Afin de financer le projet, Okuda a lancé une campagne de crowdfunding qui, selon l'artiste, "a été fantastique". Ainsi, avec l'aide de différents mécènes, dont certaines marques, l’artieste a réuni l'argent nécessaire pour poursuivre le rêve du Kaos Temple. "Puis ils ont collecté plus d'argent pour compléter la totalité du projet. Tout le bâtiment est un skatepark et c'est ce qui l'a rendu encore plus merveilleux", ajoute Okuda.
Le Kaos Temple est la première église sur laquelle l'auteur a travaillé, mais d'autres ont suivi. L'une au Maroc, connue sous le nom de l'église de Youssoufia, et une autre à Denver, dans le Colorado. "Cela a été un tournant dans ma carrière", dit Okuda, qui depuis cette initiative a vu sa notoriété augmenter : "La vérité est que ce projet a fait le tour du monde et en termes de propositions j'en avais beaucoup avant, mais après ça c'est la folie".
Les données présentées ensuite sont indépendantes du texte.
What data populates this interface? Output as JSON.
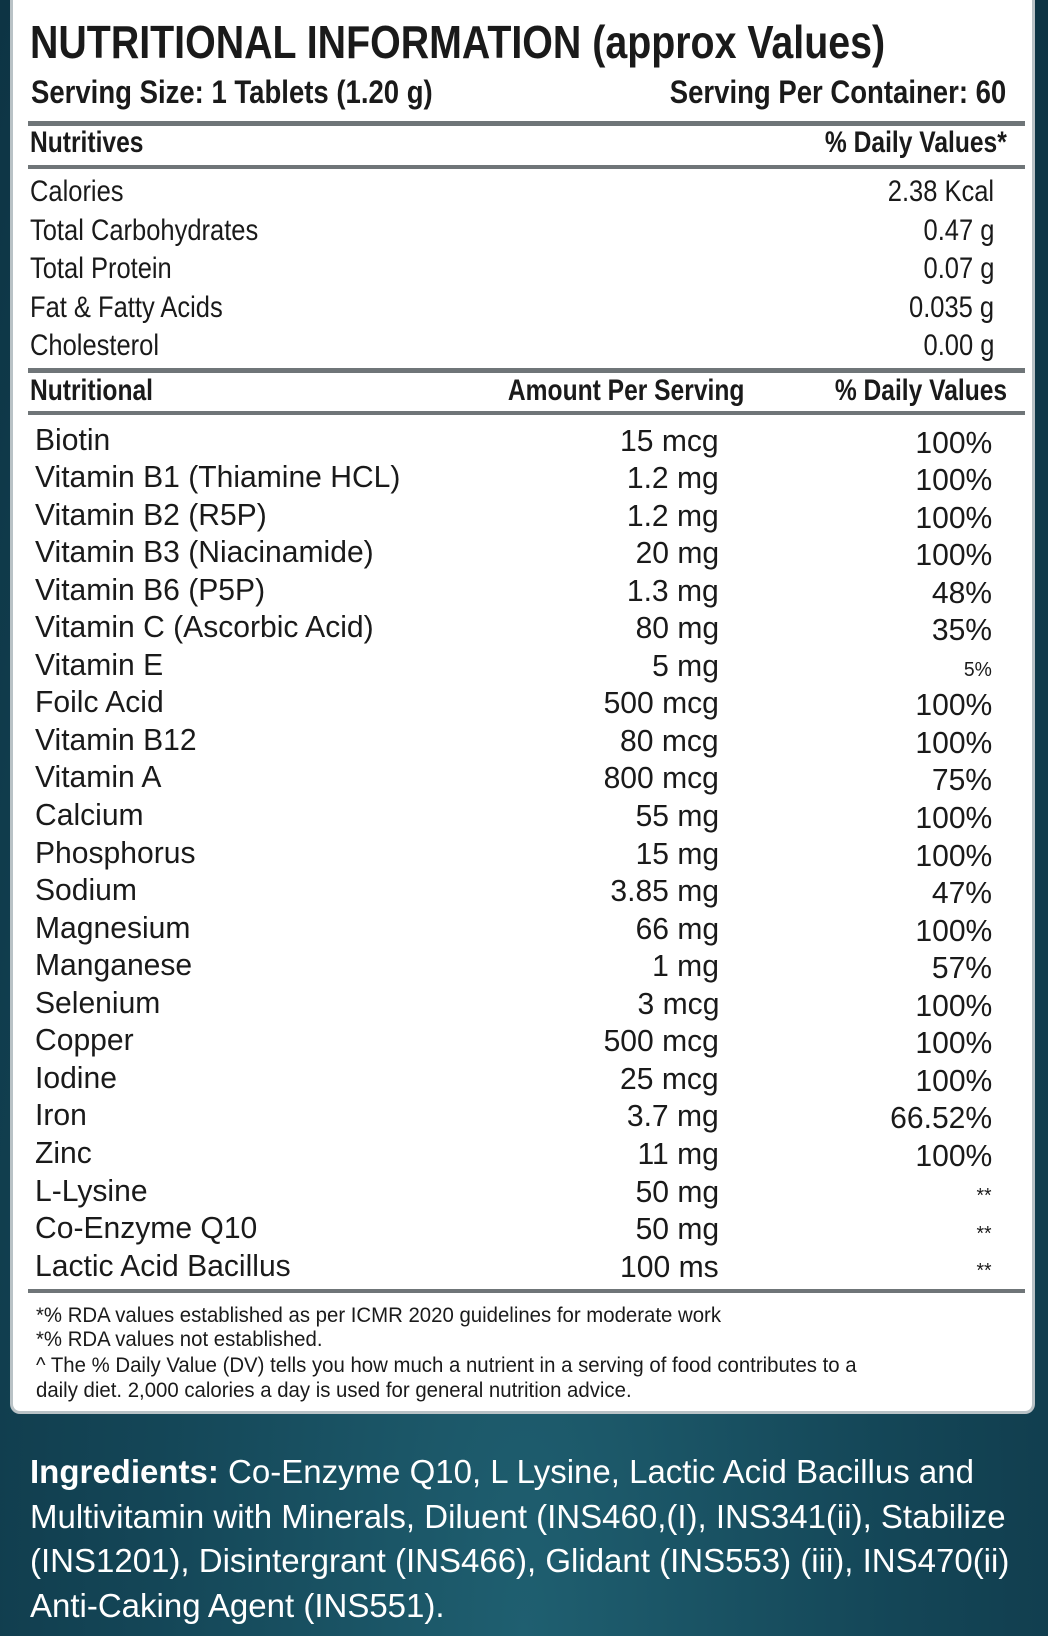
{
  "header": {
    "title": "NUTRITIONAL INFORMATION (approx Values)",
    "serving_size": "Serving Size: 1 Tablets (1.20 g)",
    "serving_per_container": "Serving Per Container: 60"
  },
  "table1": {
    "headers": [
      "Nutritives",
      "% Daily Values*"
    ],
    "rows": [
      [
        "Calories",
        "2.38 Kcal"
      ],
      [
        "Total Carbohydrates",
        "0.47 g"
      ],
      [
        "Total Protein",
        "0.07 g"
      ],
      [
        "Fat & Fatty Acids",
        "0.035 g"
      ],
      [
        "Cholesterol",
        "0.00 g"
      ]
    ]
  },
  "table2": {
    "headers": [
      "Nutritional",
      "Amount Per Serving",
      "% Daily Values"
    ],
    "rows": [
      [
        "Biotin",
        "15 mcg",
        "100%"
      ],
      [
        "Vitamin B1 (Thiamine HCL)",
        "1.2 mg",
        "100%"
      ],
      [
        "Vitamin B2 (R5P)",
        "1.2 mg",
        "100%"
      ],
      [
        "Vitamin B3 (Niacinamide)",
        "20 mg",
        "100%"
      ],
      [
        "Vitamin B6 (P5P)",
        "1.3 mg",
        "48%"
      ],
      [
        "Vitamin C (Ascorbic Acid)",
        "80 mg",
        "35%"
      ],
      [
        "Vitamin E",
        "5 mg",
        "5%"
      ],
      [
        "Foilc Acid",
        "500 mcg",
        "100%"
      ],
      [
        "Vitamin B12",
        "80 mcg",
        "100%"
      ],
      [
        "Vitamin A",
        "800 mcg",
        "75%"
      ],
      [
        "Calcium",
        "55 mg",
        "100%"
      ],
      [
        "Phosphorus",
        "15 mg",
        "100%"
      ],
      [
        "Sodium",
        "3.85 mg",
        "47%"
      ],
      [
        "Magnesium",
        "66 mg",
        "100%"
      ],
      [
        "Manganese",
        "1 mg",
        "57%"
      ],
      [
        "Selenium",
        "3 mcg",
        "100%"
      ],
      [
        "Copper",
        "500 mcg",
        "100%"
      ],
      [
        "Iodine",
        "25 mcg",
        "100%"
      ],
      [
        "Iron",
        "3.7 mg",
        "66.52%"
      ],
      [
        "Zinc",
        "11 mg",
        "100%"
      ],
      [
        "L-Lysine",
        "50 mg",
        "**"
      ],
      [
        "Co-Enzyme Q10",
        "50 mg",
        "**"
      ],
      [
        "Lactic Acid Bacillus",
        "100 ms",
        "**"
      ]
    ]
  },
  "footnotes": [
    "*% RDA values established as per ICMR 2020 guidelines for moderate work",
    "*% RDA values not established.",
    "^ The % Daily Value (DV) tells you how much a nutrient in a serving of food contributes to a",
    "daily diet. 2,000 calories a day is used for general nutrition advice."
  ],
  "ingredients": {
    "label": "Ingredients:",
    "lines": [
      " Co-Enzyme Q10, L Lysine, Lactic Acid Bacillus and",
      "Multivitamin with Minerals, Diluent (INS460,(I), INS341(ii), Stabilize",
      "(INS1201), Disintergrant (INS466), Glidant (INS553) (iii), INS470(ii)",
      "Anti-Caking Agent (INS551)."
    ]
  }
}
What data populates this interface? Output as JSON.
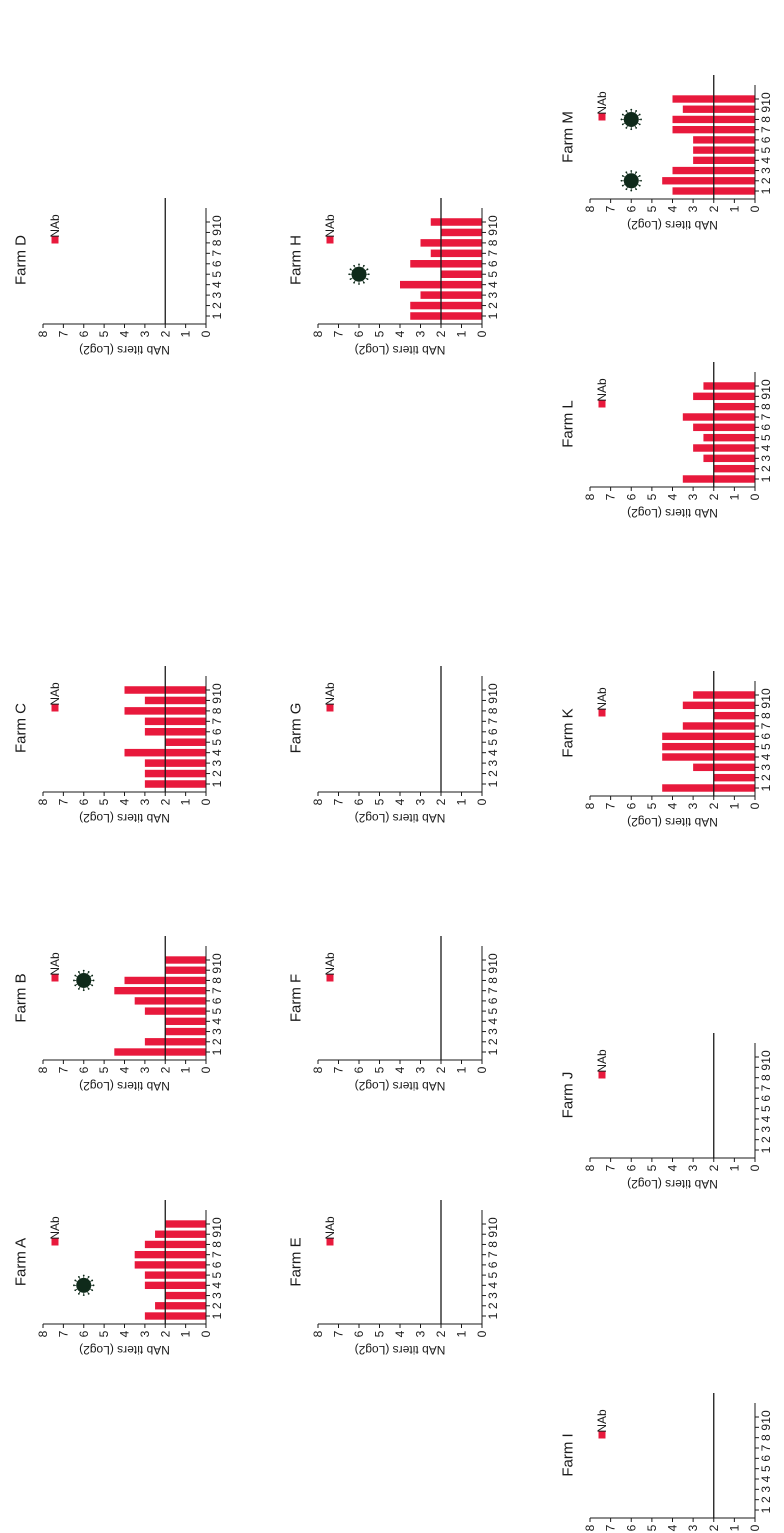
{
  "colors": {
    "bar": "#e8193c",
    "axis": "#1a1a1a",
    "virus": "#0f2a1a"
  },
  "chart_data": [
    {
      "type": "bar",
      "title": "Farm A",
      "legend": "NAb",
      "ylabel": "NAb titers (Log2)",
      "categories": [
        "1",
        "2",
        "3",
        "4",
        "5",
        "6",
        "7",
        "8",
        "9",
        "10"
      ],
      "values": [
        3,
        2.5,
        2,
        3,
        3,
        3.5,
        3.5,
        3,
        2.5,
        2
      ],
      "ylim": [
        0,
        8
      ],
      "threshold": 2,
      "virus_markers": [
        4
      ]
    },
    {
      "type": "bar",
      "title": "Farm B",
      "legend": "NAb",
      "ylabel": "NAb titers (Log2)",
      "categories": [
        "1",
        "2",
        "3",
        "4",
        "5",
        "6",
        "7",
        "8",
        "9",
        "10"
      ],
      "values": [
        4.5,
        3,
        2,
        2,
        3,
        3.5,
        4.5,
        4,
        2,
        2
      ],
      "ylim": [
        0,
        8
      ],
      "threshold": 2,
      "virus_markers": [
        8
      ]
    },
    {
      "type": "bar",
      "title": "Farm C",
      "legend": "NAb",
      "ylabel": "NAb titers (Log2)",
      "categories": [
        "1",
        "2",
        "3",
        "4",
        "5",
        "6",
        "7",
        "8",
        "9",
        "10"
      ],
      "values": [
        3,
        3,
        3,
        4,
        2,
        3,
        3,
        4,
        3,
        4
      ],
      "ylim": [
        0,
        8
      ],
      "threshold": 2,
      "virus_markers": []
    },
    {
      "type": "bar",
      "title": "Farm D",
      "legend": "NAb",
      "ylabel": "NAb titers (Log2)",
      "categories": [
        "1",
        "2",
        "3",
        "4",
        "5",
        "6",
        "7",
        "8",
        "9",
        "10"
      ],
      "values": [
        0,
        0,
        0,
        0,
        0,
        0,
        0,
        0,
        0,
        0
      ],
      "ylim": [
        0,
        8
      ],
      "threshold": 2,
      "virus_markers": []
    },
    {
      "type": "bar",
      "title": "Farm E",
      "legend": "NAb",
      "ylabel": "NAb titers (Log2)",
      "categories": [
        "1",
        "2",
        "3",
        "4",
        "5",
        "6",
        "7",
        "8",
        "9",
        "10"
      ],
      "values": [
        0,
        0,
        0,
        0,
        0,
        0,
        0,
        0,
        0,
        0
      ],
      "ylim": [
        0,
        8
      ],
      "threshold": 2,
      "virus_markers": []
    },
    {
      "type": "bar",
      "title": "Farm F",
      "legend": "NAb",
      "ylabel": "NAb titers (Log2)",
      "categories": [
        "1",
        "2",
        "3",
        "4",
        "5",
        "6",
        "7",
        "8",
        "9",
        "10"
      ],
      "values": [
        0,
        0,
        0,
        0,
        0,
        0,
        0,
        0,
        0,
        0
      ],
      "ylim": [
        0,
        8
      ],
      "threshold": 2,
      "virus_markers": []
    },
    {
      "type": "bar",
      "title": "Farm G",
      "legend": "NAb",
      "ylabel": "NAb titers (Log2)",
      "categories": [
        "1",
        "2",
        "3",
        "4",
        "5",
        "6",
        "7",
        "8",
        "9",
        "10"
      ],
      "values": [
        0,
        0,
        0,
        0,
        0,
        0,
        0,
        0,
        0,
        0
      ],
      "ylim": [
        0,
        8
      ],
      "threshold": 2,
      "virus_markers": []
    },
    {
      "type": "bar",
      "title": "Farm H",
      "legend": "NAb",
      "ylabel": "NAb titers (Log2)",
      "categories": [
        "1",
        "2",
        "3",
        "4",
        "5",
        "6",
        "7",
        "8",
        "9",
        "10"
      ],
      "values": [
        3.5,
        3.5,
        3,
        4,
        2,
        3.5,
        2.5,
        3,
        2,
        2.5
      ],
      "ylim": [
        0,
        8
      ],
      "threshold": 2,
      "virus_markers": [
        5
      ]
    },
    {
      "type": "bar",
      "title": "Farm I",
      "legend": "NAb",
      "ylabel": "NAb titers (Log2)",
      "categories": [
        "1",
        "2",
        "3",
        "4",
        "5",
        "6",
        "7",
        "8",
        "9",
        "10"
      ],
      "values": [
        0,
        0,
        0,
        0,
        0,
        0,
        0,
        0,
        0,
        0
      ],
      "ylim": [
        0,
        8
      ],
      "threshold": 2,
      "virus_markers": []
    },
    {
      "type": "bar",
      "title": "Farm J",
      "legend": "NAb",
      "ylabel": "NAb titers (Log2)",
      "categories": [
        "1",
        "2",
        "3",
        "4",
        "5",
        "6",
        "7",
        "8",
        "9",
        "10"
      ],
      "values": [
        0,
        0,
        0,
        0,
        0,
        0,
        0,
        0,
        0,
        0
      ],
      "ylim": [
        0,
        8
      ],
      "threshold": 2,
      "virus_markers": []
    },
    {
      "type": "bar",
      "title": "Farm K",
      "legend": "NAb",
      "ylabel": "NAb titers (Log2)",
      "categories": [
        "1",
        "2",
        "3",
        "4",
        "5",
        "6",
        "7",
        "8",
        "9",
        "10"
      ],
      "values": [
        4.5,
        2,
        3,
        4.5,
        4.5,
        4.5,
        3.5,
        2,
        3.5,
        3
      ],
      "ylim": [
        0,
        8
      ],
      "threshold": 2,
      "virus_markers": []
    },
    {
      "type": "bar",
      "title": "Farm L",
      "legend": "NAb",
      "ylabel": "NAb titers (Log2)",
      "categories": [
        "1",
        "2",
        "3",
        "4",
        "5",
        "6",
        "7",
        "8",
        "9",
        "10"
      ],
      "values": [
        3.5,
        2,
        2.5,
        3,
        2.5,
        3,
        3.5,
        2,
        3,
        2.5
      ],
      "ylim": [
        0,
        8
      ],
      "threshold": 2,
      "virus_markers": []
    },
    {
      "type": "bar",
      "title": "Farm M",
      "legend": "NAb",
      "ylabel": "NAb titers (Log2)",
      "categories": [
        "1",
        "2",
        "3",
        "4",
        "5",
        "6",
        "7",
        "8",
        "9",
        "10"
      ],
      "values": [
        4,
        4.5,
        4,
        3,
        3,
        3,
        4,
        4,
        3.5,
        4
      ],
      "ylim": [
        0,
        8
      ],
      "threshold": 2,
      "virus_markers": [
        2,
        8
      ]
    }
  ]
}
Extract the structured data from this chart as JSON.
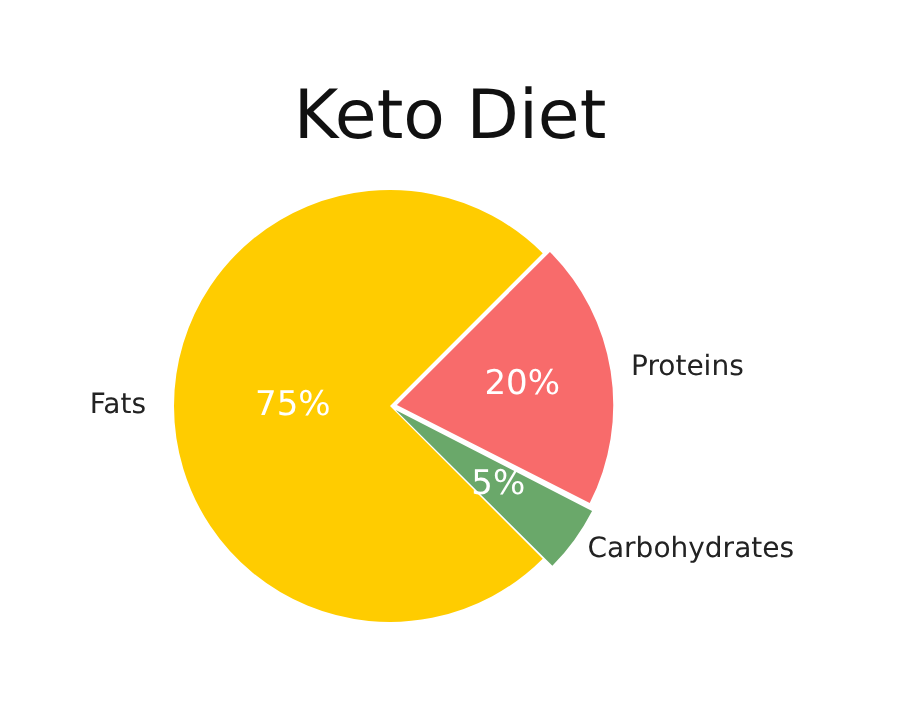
{
  "chart_data": {
    "type": "pie",
    "title": "Keto Diet",
    "categories": [
      "Fats",
      "Proteins",
      "Carbohydrates"
    ],
    "values": [
      75,
      20,
      5
    ],
    "colors": [
      "#ffcc00",
      "#f86b6b",
      "#6aa86a"
    ],
    "value_labels": [
      "75%",
      "20%",
      "5%"
    ],
    "legend": false
  }
}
Bien que l'artiste affirme prendre en moyenne quatre ou cinq jours pour la plupart de ses projets, dans le cas du Kaos Temple, la tâche lui a pris un peu plus de temps. Plus précisément, sept jours, ironiquement le temps qu'il a fallu à Dieu pour créer le monde. Bien qu’Okuda et ses assistants, Mister Piro, Antonyo Marest et Pablo Hatt, n'ont pas utilisé le septième jour pour se reposer, mais pour travailler. "C'est une sorte de numéro religieux et c'est assez drôle pour moi", dit Okuda.
Et le résultat est ce qui suit : une église néo-romane avec des détails néo-gothiques colorés par le style particulier d'Okuda. Un continent qui embrasse un skatepark, inauguré en 2015 au grand public, qui a fait du Kaos Temple une Mecque du skate. Ainsi, les murs et plafonds voûtés du début du XXe siècle sont complétés par des figures géométriques et des couleurs vives, le style de l'artiste. "J'y ai appris que l'art contemporain se marie parfaitement avec l'architecture classique", explique Okuda.
La dénomination et la disposition des peintures murales ont également leur propre raison d'être. "L'une de mes icônes est une sorte de rose des vents asymétrique", explique l'artiste. Ce signe est un cercle qui marque les directions dans lesquelles l'horizon est divisé. Okuda souligne que l'idée que symbolisent à la fois la conception de l'église et son nom est justement celle-ci : "Que si l'on veut faire quelque chose, on peut le faire, notamment pour tracer son chemin personnel".
Cela fait sept ans qu’Okuda a terminé le Kaos Temple. Depuis lors, les œuvres de l'artiste se sont répandues dans le monde entier. De la falla de l'hôtel de ville de Valence qui a brûlé pendant les festivités de 2018 aux temples déjà mentionnés du Maroc et du Colorado, en passant par d'autres projets en Chine, à Cuba et au Pérou. Mais pour Okuda, le Kaos Temple était très spécial "parce que c'était un de mes grands projets en ce moment-là". Et parce que, entre autres choses, sa famille a pu le visiter.